Monday, July 2, 2012

What is Performance Testing?

  • Performance testing is a testing performed to determine how a system performs in terms of responsiveness and stability under a particular workload. 
  • It can also serve to investigate, measure, validate or verify other quality attributes of the system, such as scalability, reliability and resource usage.
  • Performance testing is a means of quality assurance (QA). It involves testing software applications to ensure they will perform well under their expected workload.
  • The goal of performance testing is not to find bugs but to eliminate performance bottlenecks
  • The focus of Performance testing is checking a software program’s
    • Speed – Determines whether the application responds quickly
    • Scalability – Determines maximum user load the software application can handle.
    • Stability – Determines if the application is stable under varying loads
Types of performance testing.
  • Load testing – Load testing is the simplest form of performance testing. A load test is usually conducted to understand the behavior of the system under a specific expected load.
  • Stress testing – involves testing an application under extreme workloads to see how it handles high traffic or data processing .The objective is to identify breaking point of an application.
  • Endurance testing – is done to make sure the software can handle the expected load over a long period of time.

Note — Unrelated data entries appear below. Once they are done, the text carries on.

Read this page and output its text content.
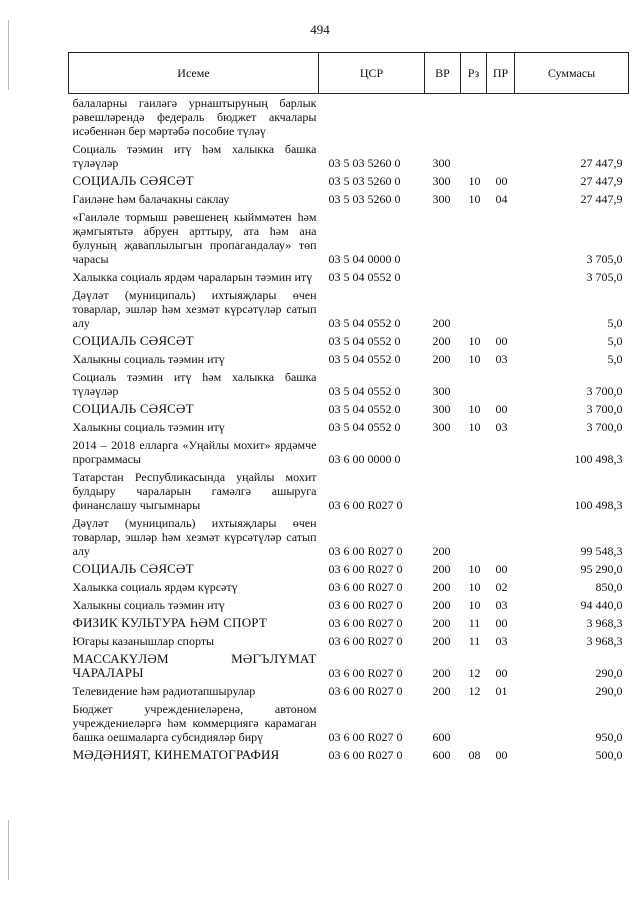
494
Исеме	ЦСР	ВР	Рз	ПР	Суммасы
балаларны гаиләгә урнаштыруның барлык рәвешләрендә федераль бюджет акчалары исәбеннән бер мәртәбә пособие түләү					
Социаль тәэмин итү һәм халыкка башка түләүләр	03 5 03 5260 0	300			27 447,9
СОЦИАЛЬ СӘЯСӘТ	03 5 03 5260 0	300	10	00	27 447,9
Гаиләне һәм балачакны саклау	03 5 03 5260 0	300	10	04	27 447,9
«Гаиләле тормыш рәвешенең кыйммәтен һәм җәмгыятьтә абруен арттыру, ата һәм ана булуның җаваплылыгын пропагандалау» төп чарасы	03 5 04 0000 0				3 705,0
Халыкка социаль ярдәм чараларын тәэмин итү	03 5 04 0552 0				3 705,0
Дәүләт (муниципаль) ихтыяҗлары өчен товарлар, эшләр һәм хезмәт күрсәтүләр сатып алу	03 5 04 0552 0	200			5,0
СОЦИАЛЬ СӘЯСӘТ	03 5 04 0552 0	200	10	00	5,0
Халыкны социаль тәэмин итү	03 5 04 0552 0	200	10	03	5,0
Социаль тәэмин итү һәм халыкка башка түләүләр	03 5 04 0552 0	300			3 700,0
СОЦИАЛЬ СӘЯСӘТ	03 5 04 0552 0	300	10	00	3 700,0
Халыкны социаль тәэмин итү	03 5 04 0552 0	300	10	03	3 700,0
2014 – 2018 елларга «Уңайлы мохит» ярдәмче программасы	03 6 00 0000 0				100 498,3
Татарстан Республикасында уңайлы мохит булдыру чараларын гамәлгә ашыруга финанслашу чыгымнары	03 6 00 R027 0				100 498,3
Дәүләт (муниципаль) ихтыяҗлары өчен товарлар, эшләр һәм хезмәт күрсәтүләр сатып алу	03 6 00 R027 0	200			99 548,3
СОЦИАЛЬ СӘЯСӘТ	03 6 00 R027 0	200	10	00	95 290,0
Халыкка социаль ярдәм күрсәтү	03 6 00 R027 0	200	10	02	850,0
Халыкны социаль тәэмин итү	03 6 00 R027 0	200	10	03	94 440,0
ФИЗИК КУЛЬТУРА ҺӘМ СПОРТ	03 6 00 R027 0	200	11	00	3 968,3
Югары казанышлар спорты	03 6 00 R027 0	200	11	03	3 968,3
МАССАКҮЛӘМ МӘГЪЛҮМАТ ЧАРАЛАРЫ	03 6 00 R027 0	200	12	00	290,0
Телевидение һәм радиотапшырулар	03 6 00 R027 0	200	12	01	290,0
Бюджет учреждениеләренә, автоном учреждениеләргә һәм коммерциягә карамаган башка оешмаларга субсидияләр бирү	03 6 00 R027 0	600			950,0
МӘДӘНИЯТ, КИНЕМАТОГРАФИЯ	03 6 00 R027 0	600	08	00	500,0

  • Spike testing – Spike testing is done by suddenly increasing the number of, or load generated by, users by a very large amount and observing the behaviour of the system. The goal is to determine whether performance will suffer, the system will fail, or it will be able to handle dramatic changes in load.

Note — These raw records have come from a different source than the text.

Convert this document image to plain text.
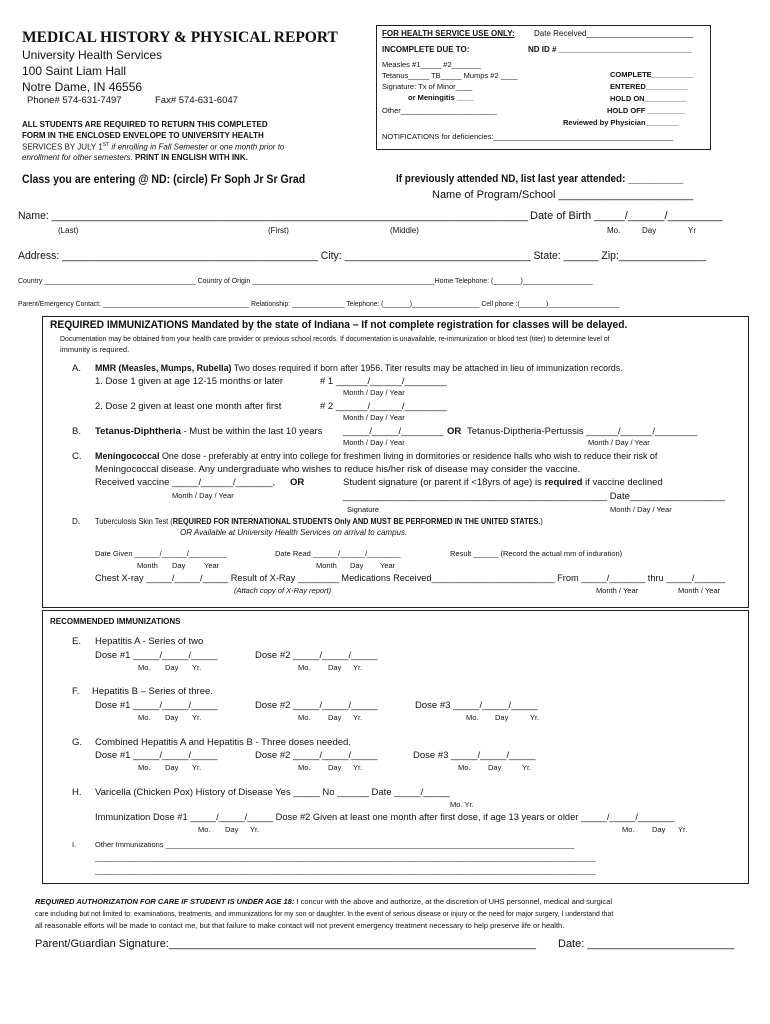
MEDICAL HISTORY & PHYSICAL REPORT
University Health Services
100 Saint Liam Hall
Notre Dame, IN 46556
Phone# 574-631-7497	Fax# 574-631-6047
ALL STUDENTS ARE REQUIRED TO RETURN THIS COMPLETED
FORM IN THE ENCLOSED ENVELOPE TO UNIVERSITY HEALTH
SERVICES BY JULY 1ST if enrolling in Fall Semester or one month prior to
enrollment for other semesters. PRINT IN ENGLISH WITH INK.
FOR HEALTH SERVICE USE ONLY: Date Received________________________
INCOMPLETE DUE TO:	ND ID # ______________________________
Measles #1_____ #2_______
Tetanus_____ TB_____ Mumps #2 ____
Signature: Tx of Minor____
or Meningitis ____
Other_______________________
COMPLETE__________
ENTERED__________
HOLD ON__________
HOLD OFF _________
Reviewed by Physician________
NOTIFICATIONS for deficiencies:___________________________________________
Class you are entering @ ND: (circle) Fr Soph Jr Sr Grad	If previously attended ND, list last year attended: __________
Name of Program/School ______________________
Name: __________________________________________________________________________________ Date of Birth _____/______/_________
(Last)	(First)	(Middle)	Mo.	Day	Yr
Address: ____________________________________________ City: ________________________________ State: ______ Zip:_______________
Country _______________________________________ Country of Origin _______________________________________________Home Telephone: (_______)__________________
Parent/Emergency Contact: _______________________________________ Relationship: ______________ Telephone: (_______)__________________ Cell phone :(_______)___________________
REQUIRED IMMUNIZATIONS Mandated by the state of Indiana – If not complete registration for classes will be delayed.
Documentation may be obtained from your health care provider or previous school records. If documentation is unavailable, re-immunization or blood test (titer) to determine level of
immunity is required.
A. MMR (Measles, Mumps, Rubella) Two doses required if born after 1956. Titer results may be attached in lieu of immunization records.
1. Dose 1 given at age 12-15 months or later	# 1 ______/______/________
Month / Day / Year
2. Dose 2 given at least one month after first	# 2 ______/______/________
Month / Day / Year
B. Tetanus-Diphtheria - Must be within the last 10 years _____/_____/________ OR Tetanus-Diptheria-Pertussis ______/______/________
Month / Day / Year	Month / Day / Year
C. Meningococcal One dose - preferably at entry into college for freshmen living in dormitories or residence halls who wish to reduce their risk of
Meningococcal disease. Any undergraduate who wishes to reduce his/her risk of disease may consider the vaccine.
Received vaccine _____/______/_______, OR	Student signature (or parent if <18yrs of age) is required if vaccine declined
Month / Day / Year	__________________________________________________ Date__________________
Signature	Month / Day / Year
D. Tuberculosis Skin Test (REQUIRED FOR INTERNATIONAL STUDENTS Only AND MUST BE PERFORMED IN THE UNITED STATES.)
OR Available at University Health Services on arrival to campus.
Date Given ______/______/_________	Date Read ______/______/________	Result ______ (Record the actual mm of induration)
Month Day Year	Month Day Year
Chest X-ray _____/_____/_____ Result of X-Ray ________ Medications Received________________________ From _____/_______ thru _____/______
(Attach copy of X-Ray report)	Month / Year	Month / Year
RECOMMENDED IMMUNIZATIONS
E. Hepatitis A - Series of two
Dose #1 _____/_____/_____	Dose #2 _____/_____/_____
Mo. Day Yr.	Mo. Day Yr.
F. Hepatitis B – Series of three.
Dose #1 _____/_____/_____	Dose #2 _____/_____/_____	Dose #3 _____/_____/_____
Mo. Day Yr.	Mo. Day Yr.	Mo. Day	Yr.
G. Combined Hepatitis A and Hepatitis B - Three doses needed.
Dose #1 _____/_____/_____	Dose #2 _____/_____/_____	Dose #3 _____/_____/_____
Mo. Day Yr.	Mo. Day Yr.	Mo. Day	Yr.
H. Varicella (Chicken Pox) History of Disease Yes _____ No ______ Date _____/_____
Mo. Yr.
Immunization Dose #1 _____/_____/_____ Dose #2 Given at least one month after first dose, if age 13 years or older _____/_____/_______
Mo. Day Yr.	Mo. Day Yr.
I.	Other Immunizations ___________________________________________________________________________________________________
________________________________________________________________________________________________________________________
________________________________________________________________________________________________________________________
REQUIRED AUTHORIZATION FOR CARE IF STUDENT IS UNDER AGE 18: I concur with the above and authorize, at the discretion of UHS personnel, medical and surgical
care including but not limited to: examinations, treatments, and immunizations for my son or daughter. In the event of serious disease or injury or the need for major surgery, I understand that
all reasonable efforts will be made to contact me, but that failure to make contact will not prevent emergency treatment necessary to help preserve life or health.
Parent/Guardian Signature:____________________________________________________________ Date: ________________________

  • Volume testing – Under Volume Testing large no. of. Data is populated in database and the overall software system’s behavior is monitored. The objective is to check software application’s performance under varying database volumes.

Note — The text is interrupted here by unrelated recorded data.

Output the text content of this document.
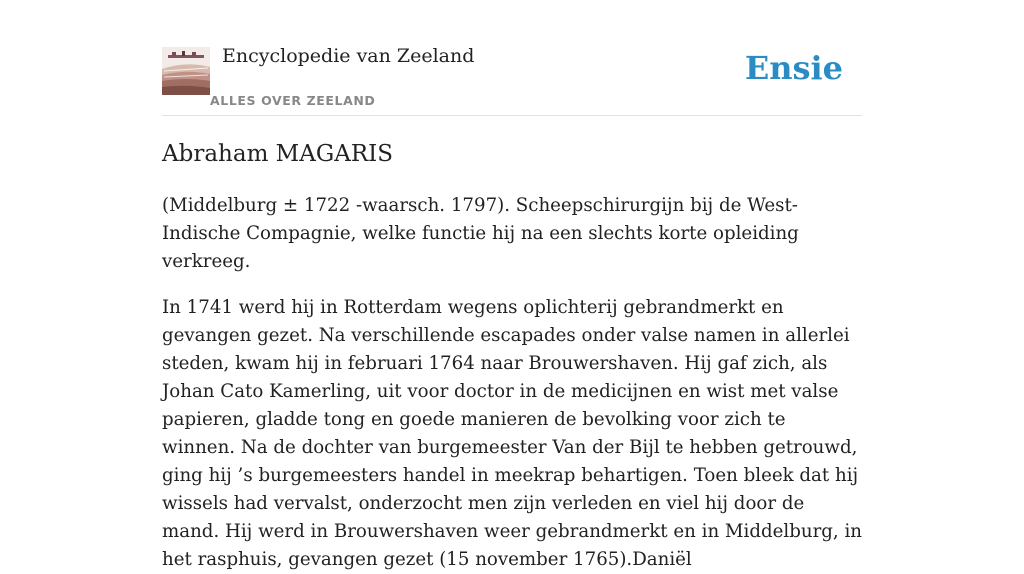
Encyclopedie van Zeeland
ALLES OVER ZEELAND
Ensie
Abraham MAGARIS

(Middelburg ± 1722 -waarsch. 1797). Scheepschirurgijn bij de West-Indische Compagnie, welke functie hij na een slechts korte opleiding verkreeg.

In 1741 werd hij in Rotterdam wegens oplichterij gebrandmerkt en gevangen gezet. Na verschillende escapades onder valse namen in allerlei steden, kwam hij in februari 1764 naar Brouwershaven. Hij gaf zich, als Johan Cato Kamerling, uit voor doctor in de medicijnen en wist met valse papieren, gladde tong en goede manieren de bevolking voor zich te winnen. Na de dochter van burgemeester Van der Bijl te hebben getrouwd, ging hij ’s burgemeesters handel in meekrap behartigen. Toen bleek dat hij wissels had vervalst, onderzocht men zijn verleden en viel hij door de mand. Hij werd in Brouwershaven weer gebrandmerkt en in Middelburg, in het rasphuis, gevangen gezet (15 november 1765).Daniël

  • Scalability testing – The objective of scalability testing is to determine the software application’s effectiveness in “scaling up” to support an increase in user load. It helps plan capacity addition to your software system.
  • Configuration testing - Rather than testing for performance from the perspective of load, tests are created to determine the effects of configuration changes to the system's components on the system's performance and behaviour. A common example would be experimenting with different methods of load-balancing.
  • Isolation testing - Isolation testing is not unique to performance testing but a term used to describe repeating a test execution that resulted in a system problem. Often used to isolate and confirm the fault domain.